Cette pratique solitaire a permis une élévation de la confiance en soi. En se dégageant de la contrainte corporelle dans la réalité du jeu, la jeune femme a pu vraisemblablement se dégager de la relation à une mère mortifère. Mais l’usage auto-thérapeutique des jeux vidéo ne produit des effets que dans le court terme en général, pour la mise en acte d’une décision par exemple, comme dans le cas que je viens de citer. Cela explique en partie le fait que les grands joueurs ont trouvé dans le jeu vidéo une fonction antidépressive, mais cela peut s’arrêter là. Dans le cadre d’un suivi thérapeutique, tout un travail de perlaboration (1) se réalise entre le temps de la prise de conscience, celui du deuil avec un état antérieur, et celui du changement. On ne quitte pas un symptôme si facilement !

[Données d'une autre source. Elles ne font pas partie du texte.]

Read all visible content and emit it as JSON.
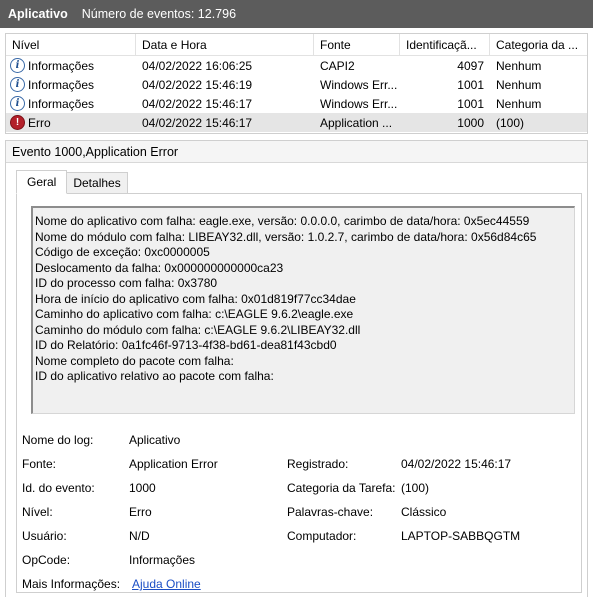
{
  "title_bar": {
    "app": "Aplicativo",
    "count": "Número de eventos: 12.796"
  },
  "list": {
    "columns": [
      "Nível",
      "Data e Hora",
      "Fonte",
      "Identificaçã...",
      "Categoria da ..."
    ],
    "rows": [
      {
        "level": "Informações",
        "icon": "info-icon",
        "datetime": "04/02/2022 16:06:25",
        "source": "CAPI2",
        "id": "4097",
        "category": "Nenhum"
      },
      {
        "level": "Informações",
        "icon": "info-icon",
        "datetime": "04/02/2022 15:46:19",
        "source": "Windows Err...",
        "id": "1001",
        "category": "Nenhum"
      },
      {
        "level": "Informações",
        "icon": "info-icon",
        "datetime": "04/02/2022 15:46:17",
        "source": "Windows Err...",
        "id": "1001",
        "category": "Nenhum"
      },
      {
        "level": "Erro",
        "icon": "error-icon",
        "datetime": "04/02/2022 15:46:17",
        "source": "Application ...",
        "id": "1000",
        "category": "(100)"
      }
    ]
  },
  "detail": {
    "title": "Evento 1000,Application Error",
    "tabs": [
      "Geral",
      "Detalhes"
    ],
    "description": [
      "Nome do aplicativo com falha: eagle.exe, versão: 0.0.0.0, carimbo de data/hora: 0x5ec44559",
      "Nome do módulo com falha: LIBEAY32.dll, versão: 1.0.2.7, carimbo de data/hora: 0x56d84c65",
      "Código de exceção: 0xc0000005",
      "Deslocamento da falha: 0x000000000000ca23",
      "ID do processo com falha: 0x3780",
      "Hora de início do aplicativo com falha: 0x01d819f77cc34dae",
      "Caminho do aplicativo com falha: c:\\EAGLE 9.6.2\\eagle.exe",
      "Caminho do módulo com falha: c:\\EAGLE 9.6.2\\LIBEAY32.dll",
      "ID do Relatório: 0a1fc46f-9713-4f38-bd61-dea81f43cbd0",
      "Nome completo do pacote com falha:",
      "ID do aplicativo relativo ao pacote com falha:"
    ],
    "props": {
      "log_name_label": "Nome do log:",
      "log_name": "Aplicativo",
      "source_label": "Fonte:",
      "source": "Application Error",
      "logged_label": "Registrado:",
      "logged": "04/02/2022 15:46:17",
      "event_id_label": "Id. do evento:",
      "event_id": "1000",
      "task_label": "Categoria da Tarefa:",
      "task": "(100)",
      "level_label": "Nível:",
      "level": "Erro",
      "keywords_label": "Palavras-chave:",
      "keywords": "Clássico",
      "user_label": "Usuário:",
      "user": "N/D",
      "computer_label": "Computador:",
      "computer": "LAPTOP-SABBQGTM",
      "opcode_label": "OpCode:",
      "opcode": "Informações",
      "more_info_label": "Mais Informações:",
      "more_info_link": "Ajuda Online"
    }
  }
}
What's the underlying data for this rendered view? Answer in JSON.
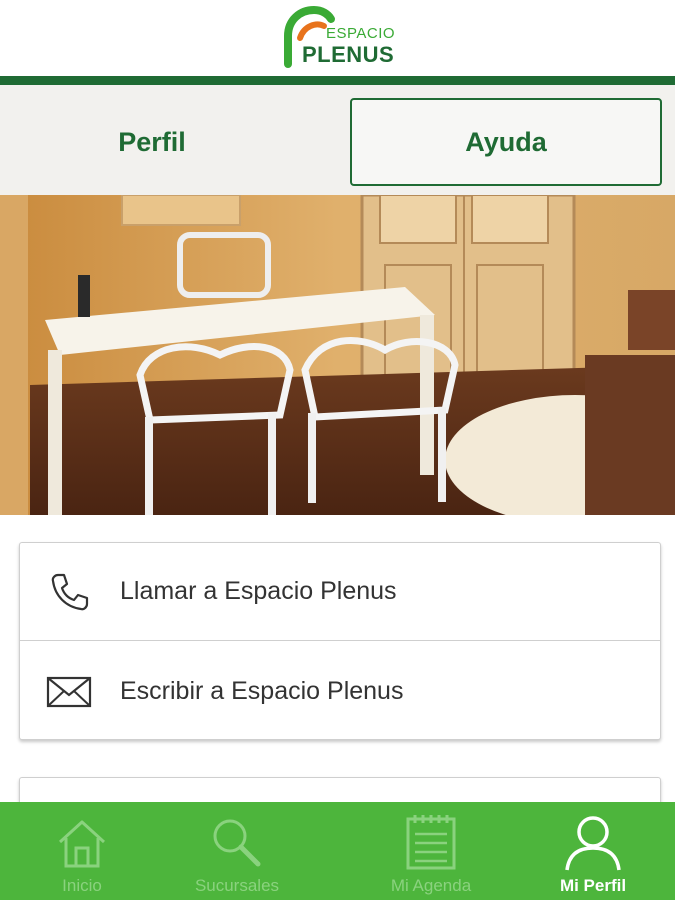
{
  "header": {
    "logo_top": "ESPACIO",
    "logo_main": "PLENUS"
  },
  "tabs": [
    {
      "label": "Perfil",
      "active": false
    },
    {
      "label": "Ayuda",
      "active": true
    }
  ],
  "contact": {
    "call_label": "Llamar a Espacio Plenus",
    "write_label": "Escribir a Espacio Plenus"
  },
  "bottom_nav": {
    "items": [
      {
        "label": "Inicio",
        "icon": "home-icon",
        "active": false
      },
      {
        "label": "Sucursales",
        "icon": "search-icon",
        "active": false
      },
      {
        "label": "Mi Agenda",
        "icon": "agenda-icon",
        "active": false
      },
      {
        "label": "Mi Perfil",
        "icon": "profile-icon",
        "active": true
      }
    ]
  },
  "colors": {
    "brand_green": "#1f6b34",
    "logo_green": "#3aaa35",
    "logo_orange": "#e8731c",
    "nav_background": "#4db53c",
    "nav_inactive": "#8ad27e",
    "nav_active": "#ffffff",
    "icon_color": "#333333"
  }
}
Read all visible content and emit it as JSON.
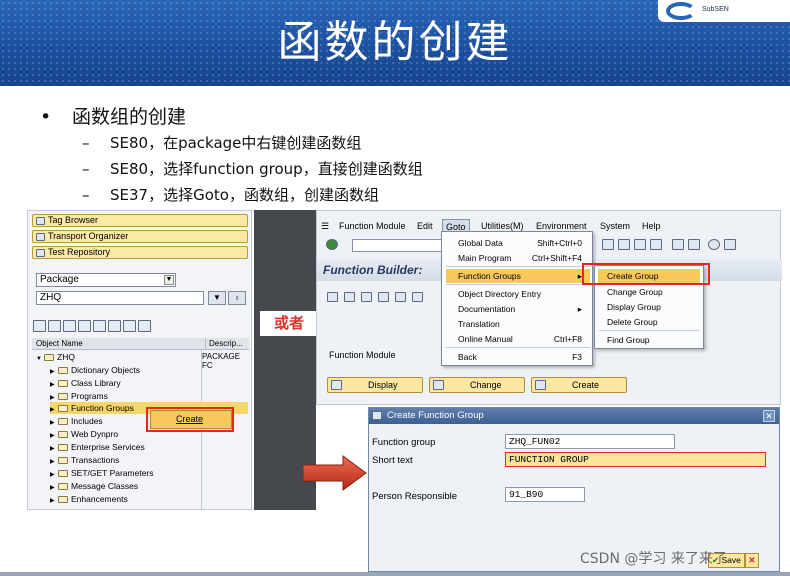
{
  "slide": {
    "title": "函数的创建",
    "bullet_main": "函数组的创建",
    "bullets_sub": [
      "SE80，在package中右键创建函数组",
      "SE80，选择function group，直接创建函数组",
      "SE37，选择Goto，函数组，创建函数组"
    ],
    "or_label": "或者",
    "watermark": "CSDN @学习  来了来了",
    "logo_text": "SubSEN",
    "bullet_dot": "•",
    "dash": "–"
  },
  "left_panel": {
    "yellow_buttons": [
      "Tag Browser",
      "Transport Organizer",
      "Test Repository"
    ],
    "object_type": "Package",
    "object_name": "ZHQ",
    "tree_header": {
      "col1": "Object Name",
      "col2": "Descrip..."
    },
    "root": {
      "label": "ZHQ",
      "description": "PACKAGE FC"
    },
    "tree_items": [
      "Dictionary Objects",
      "Class Library",
      "Programs",
      "Function Groups",
      "Includes",
      "Web Dynpro",
      "Enterprise Services",
      "Transactions",
      "SET/GET Parameters",
      "Message Classes",
      "Enhancements"
    ],
    "context_menu": "Create"
  },
  "sap_window": {
    "menu": [
      "Function Module",
      "Edit",
      "Goto",
      "Utilities(M)",
      "Environment",
      "System",
      "Help"
    ],
    "title": "Function Builder: ",
    "function_module_label": "Function Module",
    "buttons": [
      "Display",
      "Change",
      "Create"
    ],
    "goto_menu": [
      {
        "label": "Global Data",
        "shortcut": "Shift+Ctrl+0"
      },
      {
        "label": "Main Program",
        "shortcut": "Ctrl+Shift+F4"
      },
      {
        "label": "Function Groups",
        "shortcut": "▸"
      },
      {
        "label": "Object Directory Entry",
        "shortcut": ""
      },
      {
        "label": "Documentation",
        "shortcut": "▸"
      },
      {
        "label": "Translation",
        "shortcut": ""
      },
      {
        "label": "Online Manual",
        "shortcut": "Ctrl+F8"
      },
      {
        "label": "Back",
        "shortcut": "F3"
      }
    ],
    "function_groups_submenu": [
      "Create Group",
      "Change Group",
      "Display Group",
      "Delete Group",
      "Find Group"
    ]
  },
  "dialog": {
    "title": "Create Function Group",
    "fields": [
      {
        "label": "Function group",
        "value": "ZHQ_FUN02"
      },
      {
        "label": "Short text",
        "value": "FUNCTION GROUP"
      },
      {
        "label": "Person Responsible",
        "value": "91_B90"
      }
    ],
    "save_label": "Save",
    "close_glyph": "✕"
  },
  "colors": {
    "header_blue": "#1b4f9e",
    "sap_yellow": "#fbe7a2",
    "highlight_orange": "#f7c95c",
    "annotation_red": "#e2281f",
    "arrow_red": "#d8402c"
  }
}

Dans tous les cas, l’avatar révèle les fantasmes et les idéaux de la personne ; il lui permet de flirter avec des désirs non réalisables ou avec ses craintes. Craintes et désirs font partie du même registre : on peut avoir peur de ses désirs comme être attiré par ses craintes. La peur de ses désirs renvoie à l’amour et à la sexualité. Chacun a des fantasmes, tout en percevant bien que le passage à l’acte serait vécu comme le dépassement d’une limite, ce qui peut être angoissant. A l’inverse, le désir d’outrepasser ses craintes, qui se traduit par exemple dans le goût du voyage, de l’aventure ou du saut en parachute, se retrouve aussi dans le virtuel qui permet donc, même dans une pratique solitaire, un travail de meilleure connaissance de soi et de ses limites.
C’est particulièrement vrai avec les Sim’s qui est le jeu le plus vendu au monde. Ce jeu propose un processus d’identification comparable à la télé-réalité où le spectateur recherche un autre semblable. De manière à ce que les Sim’s soient reconnus comme un objet culturel, j’avais organisé en janvier 2005 un colloque au Centre Pompidou. A cause d’une remarque d’une personne dans le public sur son extrême banalité, j’ai pris conscience de l’importance du banal pour comprendre toute la complexité des interactions entre les humains. J’avais repéré que, derrière le désaveu de ce jeu pour cause de banalité, s’exprimait une idéologie anti-américaine assez marquée, comme si le banal américain n’était pas aussi le nôtre que nous refusons bien évidemment de voir. Or, c’est à partir du banal que nous construisons bien des choses. Si on demande à un garçon de 16 ans “c’est quoi ton idéal dans la vie ? ", et qu’il répond “me marier, acheter un pavillon de banlieue, avoir un chien et trois enfants”, les gens vont considérer que c’est déprimant, parce que banal. Par réalisme, je m’inscris en faux face à ce rejet hypocrite de la banalité. Boire, manger, dormir, c’est banal aussi. Et c’est pourtant dans notre manière de le faire que les enjeux relationnels se découvrent. Pourquoi reprocher aux Sim’s leur banalité alors que ce jeu plaît à tant de gens et qu’il favorise, dans son extrême banalité dont je conviens, des prises de conscience bénéfiques ?

Michael Stora
Projections n°29/30 • Septembre - Décembre 2008


Note :
(1) La lente reconstruction des scènes psychiques enfermées dans les archives du théâtre interne, et la reconnaissance tardive des personnages qui y jouent les rôles essentiels, a un nom dans la théorie psychanalytique : il s’agit de l’élaboration psychique. Cette activité prend la suite, sur la scène psychanalytique, d’une répétition inlassable - en dépit du changement des personnages et des lieux - des mêmes conflits internes. A ce travail minutieux, Laplanche et Pontalis ont donné le nom de perlaboration."
Joyce Mc Dougall, Théâtres du Je , Folio essais.